Pac-12 commissioner George Kliavkoff says conferences have not signed formal contracts

The Atlantic Coast Conference, Big Ten and Pac-12 announced an alliance Tuesday that will work together “on a collaborative approach surrounding the future evolution of college athletics and scheduling” with a clear eye on the growing power of the SEC.

Conference officials have been discussing the idea for weeks, but commissioners Kevin Warren of the Big Ten, Jim Phillips of the ACC and George Kliavkoff of the Pac-12 — all relatively new to their positions —- acknowledged the plan publicly for the first time.

“There’s no contract. There’s no signed document. There doesn’t need to be,” Kliavkoff said.

The move comes less than a month after the Southeastern Conference invited Texas and Oklahoma to join the league and create a 16-school league by 2025. The move sent shockwaves through college athletics and will leave the Big 12 without its two premier schools in the paydirt sport of football.

The ACC, Big Ten and Pac-12 hope its alliance of 41 schools that span from Miami to Seattle leads to stability at the top of big-time college sports and thwarts future realignment.

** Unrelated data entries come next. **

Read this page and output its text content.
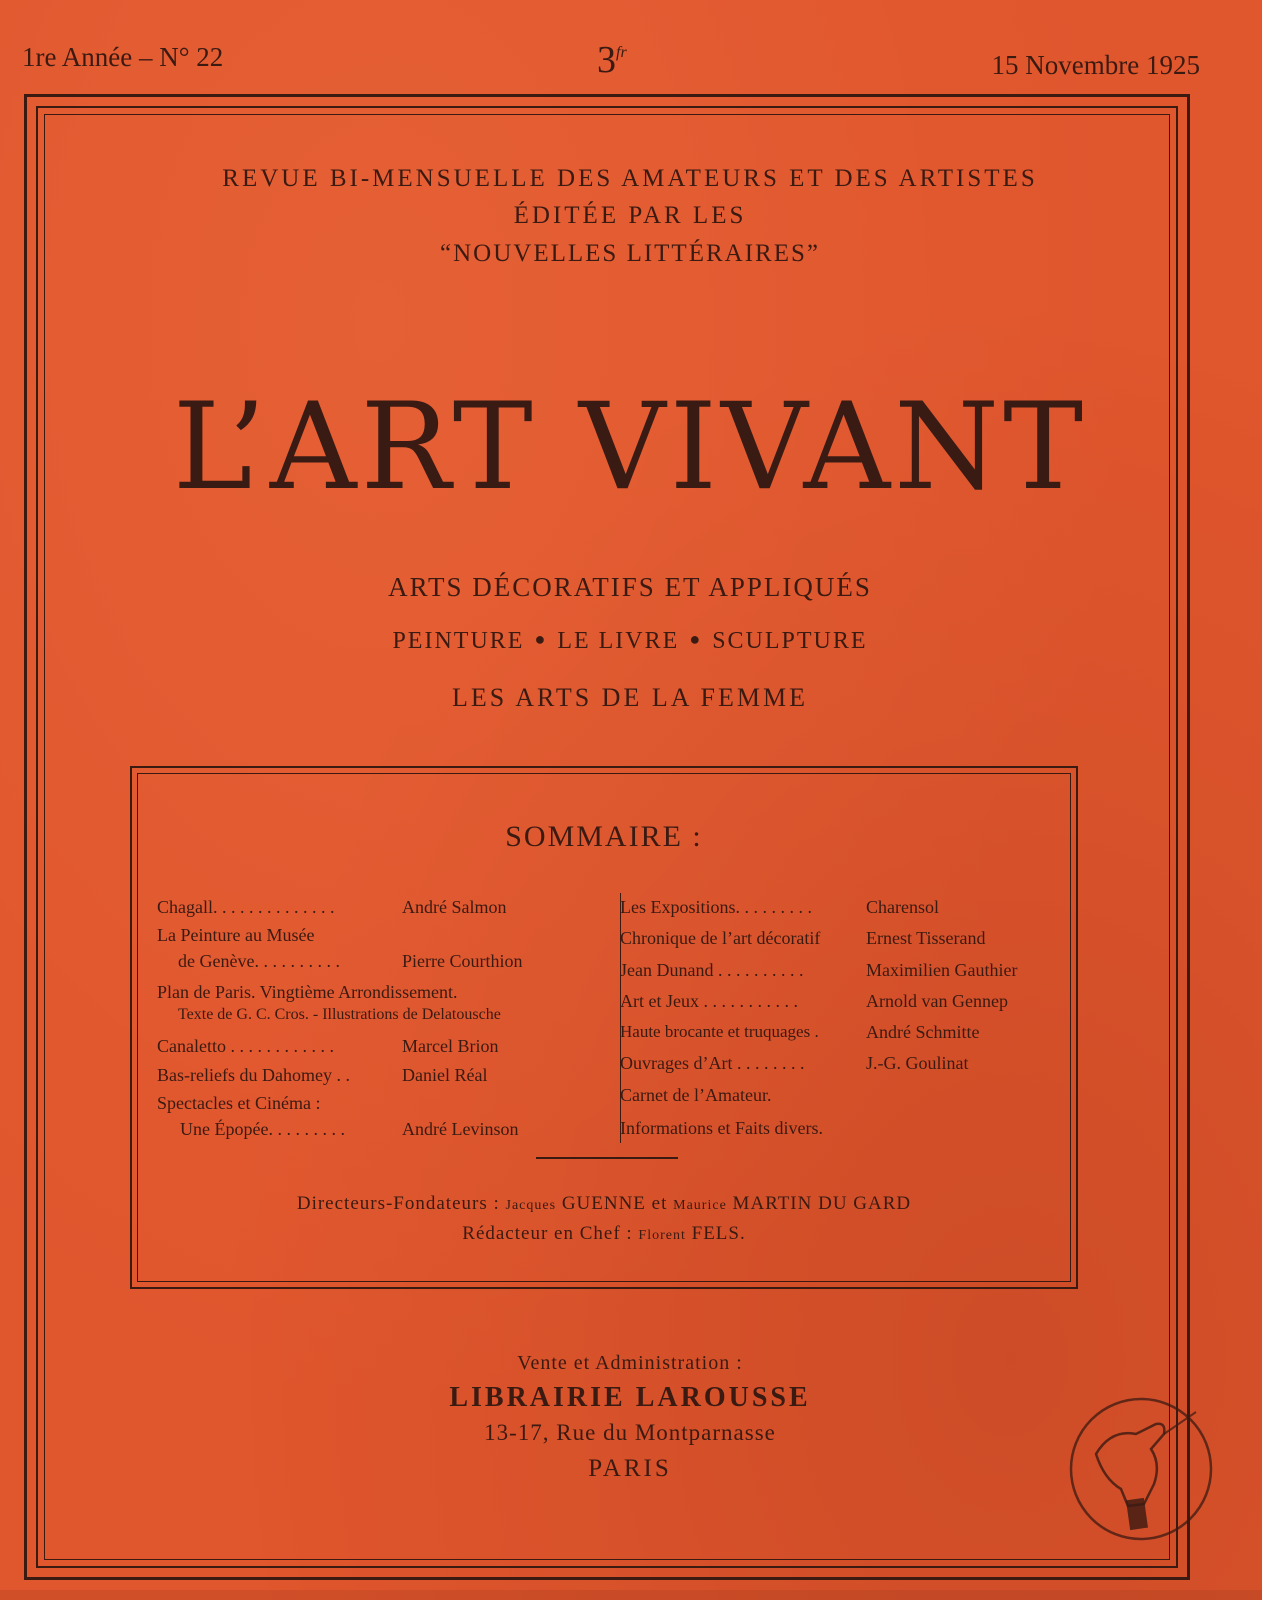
1re Année – N° 22	$3^{fr}$	15 Novembre 1925
REVUE BI-MENSUELLE DES AMATEURS ET DES ARTISTES
ÉDITÉE PAR LES
“NOUVELLES LITTÉRAIRES”
L’ART VIVANT
ARTS DÉCORATIFS ET APPLIQUÉS
PEINTURE ● LE LIVRE ● SCULPTURE
LES ARTS DE LA FEMME
SOMMAIRE :
Chagall. . . . . . . . . . . . . .	André Salmon
La Peinture au Musée
de Genève. . . . . . . . . .	Pierre Courthion
Plan de Paris. Vingtième Arrondissement.
Texte de G. C. Cros. - Illustrations de Delatousche
Canaletto . . . . . . . . . . . .	Marcel Brion
Bas-reliefs du Dahomey . .	Daniel Réal
Spectacles et Cinéma :
Une Épopée. . . . . . . . .	André Levinson
Les Expositions. . . . . . . . .	Charensol
Chronique de l’art décoratif	Ernest Tisserand
Jean Dunand . . . . . . . . . .	Maximilien Gauthier
Art et Jeux . . . . . . . . . . .	Arnold van Gennep
Haute brocante et truquages .	André Schmitte
Ouvrages d’Art . . . . . . . .	J.-G. Goulinat
Carnet de l’Amateur.
Informations et Faits divers.
Directeurs-Fondateurs : Jacques GUENNE et Maurice MARTIN DU GARD
Rédacteur en Chef : Florent FELS.
Vente et Administration :
LIBRAIRIE LAROUSSE
13-17, Rue du Montparnasse
PARIS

“It’s exciting for the Pac-12 to collaborate with the incredible institutions in the Big Ten and ACC in such a profound way, aligning 41 world-class institutions,” Utah athletic director Mark Harlan said in a statement. “To be tethered to such like-minded institutions, not only in scheduling, but in matters of governance, will beneficial for the University of Utah and the Pac-12. This will enhance our student-athletes’ experience and bring additional value to our great fans. The specifics from a scheduling standpoint will take time to be developed, but to have that North Star to point to will be a unifying feature of this alliance.”

The alliance is also being formed as the NCAA begins the process of handing off more responsibility to conferences and schools to run college sports, and with a proposal to expand the College Football Playoff in the pipeline.

The scheduling piece could lead to multiple non-conference football games per season between the league members, creating new and valuable television inventory.

Just how soon that might happen wasn’t clear: Nonconference football schedules are typically made years in advance and many schools already have mostly full slates in the coming seasons.

For example, Ohio State has a home-and-home series with Alabama set for 2027 and 2028. It is unclear how an ACC-Big Ten-Pac-12 alliance would account for future games already in place and traditional ACC-SEC rivalries such as Clemson-South Carolina and Georgia-Georgia Tech.

An alliance involving the conferences could impact basketball scheduling more immediately, where schedules are usually made months, instead of years, in advance.